Additionaly, you might want to filter the pages you don’t want to extract. For this, you have two options:
Filtering#
filter_raw method
This method take the raw HTML and crawl metadata and must return True if the page should be extracted or False otherwise. If you can decide based on raw HTML, this is the most efficient way to filter pages, as now soup parsing will be done.
filter_soup method
This method take the BeautifulSoup object and crawl metadata and must return True if the page should be extracted or False otherwise.
Finally your file must create the said extractor and name it extractor.
You can also set NAME variable to a string that will be used to name the extractor, otherwise the name of file without extension will be used.
Example#
Here is an example of an extractor that will extract the title of the page.
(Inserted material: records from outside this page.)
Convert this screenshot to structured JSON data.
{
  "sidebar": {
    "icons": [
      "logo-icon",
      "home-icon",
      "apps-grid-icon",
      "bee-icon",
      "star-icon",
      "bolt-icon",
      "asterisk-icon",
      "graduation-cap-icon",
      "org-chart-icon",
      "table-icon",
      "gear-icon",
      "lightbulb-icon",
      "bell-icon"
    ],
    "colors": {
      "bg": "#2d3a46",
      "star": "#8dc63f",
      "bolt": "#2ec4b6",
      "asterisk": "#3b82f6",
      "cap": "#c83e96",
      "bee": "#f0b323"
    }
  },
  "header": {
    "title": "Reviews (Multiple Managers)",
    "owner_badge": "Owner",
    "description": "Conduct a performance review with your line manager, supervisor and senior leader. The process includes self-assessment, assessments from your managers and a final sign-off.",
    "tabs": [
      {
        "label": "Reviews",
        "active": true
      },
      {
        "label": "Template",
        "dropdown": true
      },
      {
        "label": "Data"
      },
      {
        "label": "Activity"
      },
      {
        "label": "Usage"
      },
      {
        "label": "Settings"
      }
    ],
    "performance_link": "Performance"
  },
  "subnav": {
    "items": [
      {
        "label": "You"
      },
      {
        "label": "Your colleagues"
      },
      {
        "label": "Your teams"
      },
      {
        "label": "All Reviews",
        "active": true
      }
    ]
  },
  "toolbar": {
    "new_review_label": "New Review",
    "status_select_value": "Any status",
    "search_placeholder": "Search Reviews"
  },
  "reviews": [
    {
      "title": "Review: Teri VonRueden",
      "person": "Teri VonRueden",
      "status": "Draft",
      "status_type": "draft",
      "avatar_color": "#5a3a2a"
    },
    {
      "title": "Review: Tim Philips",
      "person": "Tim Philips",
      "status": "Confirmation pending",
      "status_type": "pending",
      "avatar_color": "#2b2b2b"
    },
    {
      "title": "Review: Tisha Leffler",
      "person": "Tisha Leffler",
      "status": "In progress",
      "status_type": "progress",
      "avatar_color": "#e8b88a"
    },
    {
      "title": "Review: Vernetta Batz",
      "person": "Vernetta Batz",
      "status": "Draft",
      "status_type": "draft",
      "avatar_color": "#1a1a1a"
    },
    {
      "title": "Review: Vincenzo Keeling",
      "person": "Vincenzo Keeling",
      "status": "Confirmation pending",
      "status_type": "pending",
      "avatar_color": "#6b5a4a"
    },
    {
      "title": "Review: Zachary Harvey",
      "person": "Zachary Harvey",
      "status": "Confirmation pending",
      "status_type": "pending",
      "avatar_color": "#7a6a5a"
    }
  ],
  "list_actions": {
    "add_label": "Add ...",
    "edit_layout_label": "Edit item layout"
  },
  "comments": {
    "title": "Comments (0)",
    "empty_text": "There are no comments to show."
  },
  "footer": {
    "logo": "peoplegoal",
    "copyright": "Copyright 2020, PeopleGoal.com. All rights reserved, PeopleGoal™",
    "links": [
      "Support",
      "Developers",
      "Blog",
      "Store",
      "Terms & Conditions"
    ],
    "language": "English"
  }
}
from cmoncrawl.processor.pipeline.extractor import BaseExtractor
from cmoncrawl.common.types import PipeMetadata
class TitleExtractor(BaseExtractor):
def extract_soup(self, soup: BeautifulSoup, metadata: PipeMetadata) -> dict:
return {'title': soup.title.text}
def filter_soup(self, soup: BeautifulSoup, metadata: PipeMetadata) -> bool:
return soup.title is not None
extractor = TitleExtractor()
NAME='title'
Now in config_file you would refer to this extractor as title. If you would’t set the NAME variable, you would refer to it as ext.